Yesterday

a federal appeals court overruled a judge's prior decision and reinstated an NYPD officer's lawsuit that claims his First Amendment rights were violated when he was punished for speaking out against quotas.

Officer Craig Matthews, a 14-year veteran of the department, claims that he was denied overtime and leave, given retributive assignments, separated from his longtime partner and subjected to harassment and intimidation. “Quotas…undermine trust between the police and the community they are supposed to protect,” Matthews's counsel, NYCLU associate legal director Chris Dunn said in a statement. "Officer Matthews chose to expose this corruption, and instead of commending him, the Police Department made his life miserable."

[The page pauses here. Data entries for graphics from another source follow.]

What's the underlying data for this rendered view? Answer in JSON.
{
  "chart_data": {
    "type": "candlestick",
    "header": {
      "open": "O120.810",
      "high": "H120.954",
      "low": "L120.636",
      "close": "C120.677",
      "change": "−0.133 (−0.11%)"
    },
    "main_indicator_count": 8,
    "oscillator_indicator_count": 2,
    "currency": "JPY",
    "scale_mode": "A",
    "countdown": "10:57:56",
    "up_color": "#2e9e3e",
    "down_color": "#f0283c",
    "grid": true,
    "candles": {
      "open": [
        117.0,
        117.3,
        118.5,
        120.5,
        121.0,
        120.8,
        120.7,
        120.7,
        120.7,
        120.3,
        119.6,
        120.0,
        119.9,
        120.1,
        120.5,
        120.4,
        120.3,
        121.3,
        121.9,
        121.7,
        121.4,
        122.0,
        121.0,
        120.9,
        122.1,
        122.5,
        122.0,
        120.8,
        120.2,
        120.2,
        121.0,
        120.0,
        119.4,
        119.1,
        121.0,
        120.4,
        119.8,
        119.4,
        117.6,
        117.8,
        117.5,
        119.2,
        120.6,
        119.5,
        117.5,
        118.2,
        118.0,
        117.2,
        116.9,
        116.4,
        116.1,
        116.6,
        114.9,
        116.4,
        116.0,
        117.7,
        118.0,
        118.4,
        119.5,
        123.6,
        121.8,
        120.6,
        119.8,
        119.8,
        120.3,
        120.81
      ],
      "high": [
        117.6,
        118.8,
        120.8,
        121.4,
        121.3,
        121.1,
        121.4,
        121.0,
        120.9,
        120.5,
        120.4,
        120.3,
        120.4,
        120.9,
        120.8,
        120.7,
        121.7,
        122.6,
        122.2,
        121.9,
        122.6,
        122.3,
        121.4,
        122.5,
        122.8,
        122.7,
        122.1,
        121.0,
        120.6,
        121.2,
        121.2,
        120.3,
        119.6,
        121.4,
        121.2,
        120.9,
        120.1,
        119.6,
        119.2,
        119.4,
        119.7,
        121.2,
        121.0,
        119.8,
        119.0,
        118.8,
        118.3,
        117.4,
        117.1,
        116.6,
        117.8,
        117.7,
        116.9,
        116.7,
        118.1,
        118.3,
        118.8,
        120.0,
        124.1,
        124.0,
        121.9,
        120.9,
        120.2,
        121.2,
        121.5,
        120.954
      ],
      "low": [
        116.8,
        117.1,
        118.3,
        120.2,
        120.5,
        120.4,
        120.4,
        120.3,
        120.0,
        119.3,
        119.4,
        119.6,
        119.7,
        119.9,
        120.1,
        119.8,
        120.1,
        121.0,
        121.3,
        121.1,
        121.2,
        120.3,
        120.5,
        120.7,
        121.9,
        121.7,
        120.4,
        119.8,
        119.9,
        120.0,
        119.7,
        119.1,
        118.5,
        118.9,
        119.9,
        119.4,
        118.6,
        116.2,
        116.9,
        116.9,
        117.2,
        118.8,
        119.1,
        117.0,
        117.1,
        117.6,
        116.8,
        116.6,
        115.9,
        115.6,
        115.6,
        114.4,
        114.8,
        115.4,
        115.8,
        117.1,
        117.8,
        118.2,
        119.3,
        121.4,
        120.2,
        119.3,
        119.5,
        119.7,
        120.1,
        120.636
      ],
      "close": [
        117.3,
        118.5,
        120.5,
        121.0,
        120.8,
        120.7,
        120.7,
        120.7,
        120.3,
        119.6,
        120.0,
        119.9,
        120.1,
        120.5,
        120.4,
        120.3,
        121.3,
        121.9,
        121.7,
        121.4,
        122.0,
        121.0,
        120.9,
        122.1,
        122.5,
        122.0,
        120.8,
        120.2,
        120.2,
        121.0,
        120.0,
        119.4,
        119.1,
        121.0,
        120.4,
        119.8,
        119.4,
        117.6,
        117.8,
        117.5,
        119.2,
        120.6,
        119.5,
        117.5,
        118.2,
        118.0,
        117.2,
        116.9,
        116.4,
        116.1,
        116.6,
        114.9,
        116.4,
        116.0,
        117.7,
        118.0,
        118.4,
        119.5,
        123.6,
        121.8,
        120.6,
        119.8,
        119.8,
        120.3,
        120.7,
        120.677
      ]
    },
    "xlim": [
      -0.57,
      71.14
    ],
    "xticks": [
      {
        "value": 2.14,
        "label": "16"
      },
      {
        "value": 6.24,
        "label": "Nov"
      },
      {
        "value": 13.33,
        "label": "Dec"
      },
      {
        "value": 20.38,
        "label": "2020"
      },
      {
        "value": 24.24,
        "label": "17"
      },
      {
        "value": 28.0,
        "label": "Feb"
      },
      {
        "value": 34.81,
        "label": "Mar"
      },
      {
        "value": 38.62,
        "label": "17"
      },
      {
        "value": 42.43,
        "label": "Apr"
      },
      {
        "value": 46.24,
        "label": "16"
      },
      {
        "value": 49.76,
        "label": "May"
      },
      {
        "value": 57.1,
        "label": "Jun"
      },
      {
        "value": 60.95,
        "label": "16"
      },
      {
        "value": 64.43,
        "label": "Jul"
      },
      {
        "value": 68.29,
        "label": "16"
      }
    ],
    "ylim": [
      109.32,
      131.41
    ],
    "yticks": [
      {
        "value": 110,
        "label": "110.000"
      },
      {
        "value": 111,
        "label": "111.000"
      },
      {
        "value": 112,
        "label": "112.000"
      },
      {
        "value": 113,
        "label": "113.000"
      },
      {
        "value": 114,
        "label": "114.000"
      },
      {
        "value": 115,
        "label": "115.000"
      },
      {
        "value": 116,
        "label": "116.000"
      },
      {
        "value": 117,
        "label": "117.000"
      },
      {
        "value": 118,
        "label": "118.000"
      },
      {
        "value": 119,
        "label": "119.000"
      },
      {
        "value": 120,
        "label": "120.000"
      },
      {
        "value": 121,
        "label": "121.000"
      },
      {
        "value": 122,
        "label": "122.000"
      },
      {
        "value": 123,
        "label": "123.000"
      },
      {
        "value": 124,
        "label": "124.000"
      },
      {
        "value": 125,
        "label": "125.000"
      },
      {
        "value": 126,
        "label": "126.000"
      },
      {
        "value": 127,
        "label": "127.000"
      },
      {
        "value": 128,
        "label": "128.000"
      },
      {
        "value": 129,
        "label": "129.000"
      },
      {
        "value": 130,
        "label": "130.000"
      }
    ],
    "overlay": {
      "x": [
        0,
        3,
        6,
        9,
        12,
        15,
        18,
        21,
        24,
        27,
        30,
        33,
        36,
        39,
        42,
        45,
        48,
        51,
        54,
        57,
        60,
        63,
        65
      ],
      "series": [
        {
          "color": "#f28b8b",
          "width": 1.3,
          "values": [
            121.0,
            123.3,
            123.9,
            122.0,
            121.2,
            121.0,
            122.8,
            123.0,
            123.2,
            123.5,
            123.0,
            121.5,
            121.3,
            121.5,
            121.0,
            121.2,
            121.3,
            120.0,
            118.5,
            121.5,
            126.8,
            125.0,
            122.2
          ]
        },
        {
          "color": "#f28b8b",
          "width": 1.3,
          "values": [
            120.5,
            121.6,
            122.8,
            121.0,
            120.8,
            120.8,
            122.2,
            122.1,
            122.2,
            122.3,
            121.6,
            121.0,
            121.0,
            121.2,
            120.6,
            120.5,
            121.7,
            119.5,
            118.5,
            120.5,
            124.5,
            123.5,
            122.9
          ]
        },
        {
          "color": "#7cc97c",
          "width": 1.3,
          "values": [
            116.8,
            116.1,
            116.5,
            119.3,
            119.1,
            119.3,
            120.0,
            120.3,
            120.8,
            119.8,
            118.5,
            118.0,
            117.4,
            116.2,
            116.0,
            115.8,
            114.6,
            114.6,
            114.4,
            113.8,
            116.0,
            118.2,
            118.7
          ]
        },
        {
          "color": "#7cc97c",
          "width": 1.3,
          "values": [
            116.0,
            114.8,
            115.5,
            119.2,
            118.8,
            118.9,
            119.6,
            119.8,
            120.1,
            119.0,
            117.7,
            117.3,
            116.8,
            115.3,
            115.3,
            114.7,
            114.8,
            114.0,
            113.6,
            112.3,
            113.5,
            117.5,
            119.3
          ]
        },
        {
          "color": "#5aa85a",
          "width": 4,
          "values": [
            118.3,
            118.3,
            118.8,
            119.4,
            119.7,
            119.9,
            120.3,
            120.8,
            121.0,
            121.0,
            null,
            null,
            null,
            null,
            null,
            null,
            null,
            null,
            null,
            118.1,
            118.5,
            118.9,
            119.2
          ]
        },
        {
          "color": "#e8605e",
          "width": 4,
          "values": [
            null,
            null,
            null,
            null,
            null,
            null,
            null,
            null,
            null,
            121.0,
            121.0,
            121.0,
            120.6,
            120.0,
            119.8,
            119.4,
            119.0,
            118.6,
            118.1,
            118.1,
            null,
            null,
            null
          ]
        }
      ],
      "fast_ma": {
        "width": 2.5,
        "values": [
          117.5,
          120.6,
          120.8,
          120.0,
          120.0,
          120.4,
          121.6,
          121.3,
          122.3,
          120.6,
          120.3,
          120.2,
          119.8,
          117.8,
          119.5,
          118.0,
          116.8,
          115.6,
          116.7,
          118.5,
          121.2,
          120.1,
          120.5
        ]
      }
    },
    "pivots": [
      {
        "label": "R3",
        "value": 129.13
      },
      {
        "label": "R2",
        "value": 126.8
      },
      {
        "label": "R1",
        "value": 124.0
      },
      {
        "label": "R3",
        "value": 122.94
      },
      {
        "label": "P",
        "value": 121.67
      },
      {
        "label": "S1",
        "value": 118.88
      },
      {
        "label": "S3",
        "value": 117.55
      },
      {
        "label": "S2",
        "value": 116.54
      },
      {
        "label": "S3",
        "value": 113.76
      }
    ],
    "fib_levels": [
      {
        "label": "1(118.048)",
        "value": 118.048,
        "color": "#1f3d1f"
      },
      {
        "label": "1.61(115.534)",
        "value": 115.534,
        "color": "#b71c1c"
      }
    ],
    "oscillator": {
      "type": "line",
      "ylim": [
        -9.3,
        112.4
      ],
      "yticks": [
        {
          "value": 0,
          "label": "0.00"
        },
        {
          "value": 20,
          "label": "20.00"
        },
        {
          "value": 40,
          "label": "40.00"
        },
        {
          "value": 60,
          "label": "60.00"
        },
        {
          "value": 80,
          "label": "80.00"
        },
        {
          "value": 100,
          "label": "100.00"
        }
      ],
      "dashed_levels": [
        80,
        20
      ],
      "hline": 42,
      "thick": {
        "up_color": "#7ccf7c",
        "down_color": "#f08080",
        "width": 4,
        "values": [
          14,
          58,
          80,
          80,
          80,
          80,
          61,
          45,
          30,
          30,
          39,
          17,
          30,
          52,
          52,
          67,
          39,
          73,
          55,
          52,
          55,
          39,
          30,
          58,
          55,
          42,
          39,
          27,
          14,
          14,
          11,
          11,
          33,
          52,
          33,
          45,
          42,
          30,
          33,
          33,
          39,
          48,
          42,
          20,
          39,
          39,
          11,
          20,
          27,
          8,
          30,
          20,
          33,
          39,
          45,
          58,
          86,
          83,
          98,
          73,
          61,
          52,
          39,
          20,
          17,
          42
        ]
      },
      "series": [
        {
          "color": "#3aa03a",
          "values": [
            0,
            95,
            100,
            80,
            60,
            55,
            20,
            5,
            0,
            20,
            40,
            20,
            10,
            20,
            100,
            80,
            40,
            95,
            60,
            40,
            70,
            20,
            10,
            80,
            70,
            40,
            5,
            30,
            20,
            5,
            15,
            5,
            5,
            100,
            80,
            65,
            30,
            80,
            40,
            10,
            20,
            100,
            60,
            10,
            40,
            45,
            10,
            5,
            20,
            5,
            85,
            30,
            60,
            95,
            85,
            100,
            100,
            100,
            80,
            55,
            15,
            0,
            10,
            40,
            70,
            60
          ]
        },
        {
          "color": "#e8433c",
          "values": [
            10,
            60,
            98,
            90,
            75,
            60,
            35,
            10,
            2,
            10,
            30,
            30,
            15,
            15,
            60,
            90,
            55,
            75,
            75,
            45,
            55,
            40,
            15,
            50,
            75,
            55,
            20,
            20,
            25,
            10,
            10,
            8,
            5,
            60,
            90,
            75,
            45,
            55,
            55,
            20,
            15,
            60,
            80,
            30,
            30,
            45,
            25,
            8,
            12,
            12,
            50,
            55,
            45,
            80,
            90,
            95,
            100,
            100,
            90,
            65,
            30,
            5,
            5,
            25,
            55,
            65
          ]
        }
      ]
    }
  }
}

An attorney with the Law Department, Marta Ross, told the Times, “We are disappointed in the court’s decision," but added, "We believe that we’ll be successful at the case’s conclusion." The federal judge who dismissed Matthews's suit in April wrote that because Matthews's complaints were made "pursuant to his job duties" they did not fall under the protection of the First Amendment.

But on Wednesday, the federal appeals court for the Second Circuit ruled that it wasn't yet clear that Matthews's complaints were only relevant to his job, and that in order to sue under the First Amendment he has to prove that he was speaking “as a citizen addressing matters of public concern.”

The quota system that Matthews spoke out against—and that the NYPD and city officials continue to deny exists despite an overwhelming amount of evidence to the contrary—allegedly involved a color-coded list of goals officers were required to meet. Failing officers saw their names circled in red ink.

Matthews was one of the officers who responded to the shootings outside the Empire State Building this summer, and discharged his weapon at the assailant.